Durchgehend schwarz sind auch Standfuß und Standrohr gestaltet, im Verhältnis zum Panel sind sie recht klein und dadurch optisch unauffällig. Der komplett aus Kunststoff bestehende Fuß bietet genügend Standfläche, gibt dem Monitor aber keine befriedigende Stabilität. Leise knarzend schwankt der Monitor bei jeder Korrektur des Neigungswinkels. Intuitiv lässt man hier beim Verstellen eine sichernde Hand auf dem Standfuß.

Das Display steht mit einem integrierten Kippgelenk oben auf dem kurzen Standrohr. Die horizontale Neigung ist zwischen 5 Grad nach vorn und 14 Grad nach hinten einstellbar. Die Schwerpunktlage ließe durchaus noch ein paar Grad mehr zu, ohne dass der Monitor kippen würde.

Die maximalen Neigungswinkel nach vorne und hinten sind klassenüblich.

Ansonsten findet sich von Ergonomie keine Spur: drehbar oder höhenverstellbar ist hier nichts. Die Unterkante des Displays befindet sich unverrückbar nur 55 mm über der Tischplatte. Die elegant glänzende Optik täuscht hier über eine extrem billige Ausführung hinweg.
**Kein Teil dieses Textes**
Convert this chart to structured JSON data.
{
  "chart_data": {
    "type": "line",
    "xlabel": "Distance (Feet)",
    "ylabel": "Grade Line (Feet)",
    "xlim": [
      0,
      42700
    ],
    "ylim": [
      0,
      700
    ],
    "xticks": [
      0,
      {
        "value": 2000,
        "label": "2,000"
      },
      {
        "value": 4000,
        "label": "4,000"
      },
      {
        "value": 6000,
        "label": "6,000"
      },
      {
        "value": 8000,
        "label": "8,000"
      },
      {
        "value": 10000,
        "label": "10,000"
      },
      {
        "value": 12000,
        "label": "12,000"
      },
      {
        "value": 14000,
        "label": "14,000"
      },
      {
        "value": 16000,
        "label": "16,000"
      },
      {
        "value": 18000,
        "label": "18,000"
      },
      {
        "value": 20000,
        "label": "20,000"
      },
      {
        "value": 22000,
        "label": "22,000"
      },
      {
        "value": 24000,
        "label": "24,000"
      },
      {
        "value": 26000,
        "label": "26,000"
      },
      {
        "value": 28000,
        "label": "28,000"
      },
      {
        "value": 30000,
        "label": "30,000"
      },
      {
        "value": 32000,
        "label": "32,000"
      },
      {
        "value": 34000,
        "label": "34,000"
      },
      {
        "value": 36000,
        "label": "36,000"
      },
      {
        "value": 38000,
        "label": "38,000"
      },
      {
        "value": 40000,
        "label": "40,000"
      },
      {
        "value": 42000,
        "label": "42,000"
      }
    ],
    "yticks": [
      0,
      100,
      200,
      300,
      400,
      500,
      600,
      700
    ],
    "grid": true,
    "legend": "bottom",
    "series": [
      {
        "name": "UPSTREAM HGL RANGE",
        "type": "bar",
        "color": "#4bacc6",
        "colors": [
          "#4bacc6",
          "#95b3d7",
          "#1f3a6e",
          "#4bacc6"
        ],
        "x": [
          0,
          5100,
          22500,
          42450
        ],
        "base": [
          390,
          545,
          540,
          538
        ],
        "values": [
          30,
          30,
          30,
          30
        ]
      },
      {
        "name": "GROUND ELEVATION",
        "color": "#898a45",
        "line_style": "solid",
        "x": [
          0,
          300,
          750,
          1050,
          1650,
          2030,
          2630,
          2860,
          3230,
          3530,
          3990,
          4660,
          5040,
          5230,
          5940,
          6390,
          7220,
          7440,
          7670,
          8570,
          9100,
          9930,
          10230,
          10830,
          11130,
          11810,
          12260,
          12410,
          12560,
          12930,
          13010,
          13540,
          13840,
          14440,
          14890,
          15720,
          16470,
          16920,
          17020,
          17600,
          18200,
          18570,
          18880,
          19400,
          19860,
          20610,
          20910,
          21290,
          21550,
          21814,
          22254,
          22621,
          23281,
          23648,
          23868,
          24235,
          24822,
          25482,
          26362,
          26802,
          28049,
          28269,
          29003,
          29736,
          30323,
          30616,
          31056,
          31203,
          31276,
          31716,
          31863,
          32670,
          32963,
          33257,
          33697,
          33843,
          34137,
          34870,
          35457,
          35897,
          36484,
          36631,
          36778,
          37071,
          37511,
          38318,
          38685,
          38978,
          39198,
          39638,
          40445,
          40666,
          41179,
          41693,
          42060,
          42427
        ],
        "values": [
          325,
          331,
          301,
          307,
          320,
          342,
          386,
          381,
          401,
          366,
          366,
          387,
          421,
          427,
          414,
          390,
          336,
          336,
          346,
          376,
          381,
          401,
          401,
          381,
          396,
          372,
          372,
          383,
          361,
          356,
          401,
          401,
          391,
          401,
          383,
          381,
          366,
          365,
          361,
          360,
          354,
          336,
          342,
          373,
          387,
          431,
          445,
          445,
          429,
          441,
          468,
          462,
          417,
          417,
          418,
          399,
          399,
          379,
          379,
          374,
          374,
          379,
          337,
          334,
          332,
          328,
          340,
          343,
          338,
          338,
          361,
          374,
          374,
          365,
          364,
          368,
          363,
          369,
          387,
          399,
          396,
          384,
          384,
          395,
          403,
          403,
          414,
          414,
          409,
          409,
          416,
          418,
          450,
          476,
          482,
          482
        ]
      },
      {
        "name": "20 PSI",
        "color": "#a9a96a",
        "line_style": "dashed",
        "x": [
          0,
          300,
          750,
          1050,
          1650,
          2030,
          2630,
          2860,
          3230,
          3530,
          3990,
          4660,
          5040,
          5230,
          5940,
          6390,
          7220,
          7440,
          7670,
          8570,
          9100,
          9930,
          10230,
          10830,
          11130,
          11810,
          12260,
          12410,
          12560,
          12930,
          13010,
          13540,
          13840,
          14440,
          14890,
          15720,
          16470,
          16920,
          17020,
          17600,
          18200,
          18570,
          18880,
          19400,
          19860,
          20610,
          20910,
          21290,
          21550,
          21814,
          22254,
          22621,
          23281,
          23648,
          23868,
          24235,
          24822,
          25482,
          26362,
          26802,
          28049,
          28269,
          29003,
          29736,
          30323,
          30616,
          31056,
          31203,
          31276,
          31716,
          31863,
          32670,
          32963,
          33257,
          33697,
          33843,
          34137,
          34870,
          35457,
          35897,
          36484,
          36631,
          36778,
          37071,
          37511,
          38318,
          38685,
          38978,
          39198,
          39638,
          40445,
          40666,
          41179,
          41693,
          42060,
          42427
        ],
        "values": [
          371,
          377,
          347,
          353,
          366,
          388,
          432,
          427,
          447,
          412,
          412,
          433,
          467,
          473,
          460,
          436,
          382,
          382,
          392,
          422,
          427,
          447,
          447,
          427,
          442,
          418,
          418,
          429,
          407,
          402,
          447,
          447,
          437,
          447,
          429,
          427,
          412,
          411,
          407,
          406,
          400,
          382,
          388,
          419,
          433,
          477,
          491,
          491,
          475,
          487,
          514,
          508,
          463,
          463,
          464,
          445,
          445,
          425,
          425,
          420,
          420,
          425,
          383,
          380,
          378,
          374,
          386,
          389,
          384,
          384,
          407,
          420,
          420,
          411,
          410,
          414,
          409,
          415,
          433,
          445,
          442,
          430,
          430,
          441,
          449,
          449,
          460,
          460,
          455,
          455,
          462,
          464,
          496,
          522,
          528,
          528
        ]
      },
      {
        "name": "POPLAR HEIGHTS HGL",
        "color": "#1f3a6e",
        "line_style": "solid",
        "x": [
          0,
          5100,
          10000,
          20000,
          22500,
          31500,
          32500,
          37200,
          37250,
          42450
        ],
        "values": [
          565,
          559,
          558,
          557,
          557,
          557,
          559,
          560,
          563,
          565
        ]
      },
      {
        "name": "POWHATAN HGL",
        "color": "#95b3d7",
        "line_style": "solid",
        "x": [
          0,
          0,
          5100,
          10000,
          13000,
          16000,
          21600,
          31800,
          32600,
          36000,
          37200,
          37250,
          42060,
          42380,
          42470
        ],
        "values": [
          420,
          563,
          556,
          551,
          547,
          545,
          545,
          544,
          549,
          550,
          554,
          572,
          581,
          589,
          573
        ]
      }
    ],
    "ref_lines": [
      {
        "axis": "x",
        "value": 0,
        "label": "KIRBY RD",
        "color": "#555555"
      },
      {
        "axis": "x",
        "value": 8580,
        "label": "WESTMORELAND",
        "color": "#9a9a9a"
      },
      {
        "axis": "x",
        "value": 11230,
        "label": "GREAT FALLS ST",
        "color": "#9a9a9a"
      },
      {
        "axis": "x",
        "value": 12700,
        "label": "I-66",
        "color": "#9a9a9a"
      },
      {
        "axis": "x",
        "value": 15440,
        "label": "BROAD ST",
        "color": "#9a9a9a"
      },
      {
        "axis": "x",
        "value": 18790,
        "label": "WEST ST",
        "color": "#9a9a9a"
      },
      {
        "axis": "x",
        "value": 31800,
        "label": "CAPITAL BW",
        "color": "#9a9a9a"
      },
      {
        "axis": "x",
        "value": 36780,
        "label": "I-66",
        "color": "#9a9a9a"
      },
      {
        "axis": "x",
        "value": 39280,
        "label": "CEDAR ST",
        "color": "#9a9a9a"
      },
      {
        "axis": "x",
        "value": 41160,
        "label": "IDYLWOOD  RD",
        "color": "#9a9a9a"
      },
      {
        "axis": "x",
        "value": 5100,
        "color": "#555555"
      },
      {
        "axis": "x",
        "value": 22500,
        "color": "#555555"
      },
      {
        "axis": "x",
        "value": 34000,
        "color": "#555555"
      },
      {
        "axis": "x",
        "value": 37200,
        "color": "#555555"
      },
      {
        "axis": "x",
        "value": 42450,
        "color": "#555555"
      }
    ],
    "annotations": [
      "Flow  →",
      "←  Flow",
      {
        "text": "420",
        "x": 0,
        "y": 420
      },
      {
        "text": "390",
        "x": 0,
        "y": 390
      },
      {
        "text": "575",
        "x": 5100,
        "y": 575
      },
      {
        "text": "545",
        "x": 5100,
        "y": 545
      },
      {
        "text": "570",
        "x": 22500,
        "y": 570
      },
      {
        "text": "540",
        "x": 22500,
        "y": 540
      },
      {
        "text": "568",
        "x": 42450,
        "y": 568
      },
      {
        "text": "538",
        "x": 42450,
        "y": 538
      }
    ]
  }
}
Auch wenn der W2363D nicht ganz so arg schwankt und knarzt wie der W2363V, hinterlassen Aufhängung und Material qualitativ gesehen einen enttäuschenden Eindruck. Immerhin könnte man den Monitor mithilfe der rückseitigen VESA100-Montagemöglichkeit auch an einer anspruchsvolleren Halterung befestigen. Wollte man in diesem Fall den serienmäßigen Standrohrstummel aus optischen Gründen entfernen, müsste man dazu allerdings die komplette Rückwand öffnen.

Die Belüftungsschlitze reichen nahezu über die gesamte Breite der hinteren Gehäusehälfte. Das Innere des Monitors ist durch die schwarzen Gitterstäbe hindurch dezent sichtbar. Die Hintergrundbeleuchtung des Panels scheint im Dunkeln nicht durch. Gewittertierchen finden zwar Einlass, werden aber nicht durch einen Lichtschein angelockt.

Die Belüftungsschlitze sind großzügig dimensioniert.

Der W2363D gab im Test in allen Einstellungen keinerlei Geräusch von sich, weder Brummen noch Pfeifen waren zu hören. Dies war beim W2363V anders, der meist ein leises Summen produzierte. Allerdings kann gerade die Geräuschentwicklung einer großen Serienstreuung unterliegen, weshalb diese Beurteilung nicht für alle Geräte einer Serie gleichermaßen zutreffen muss.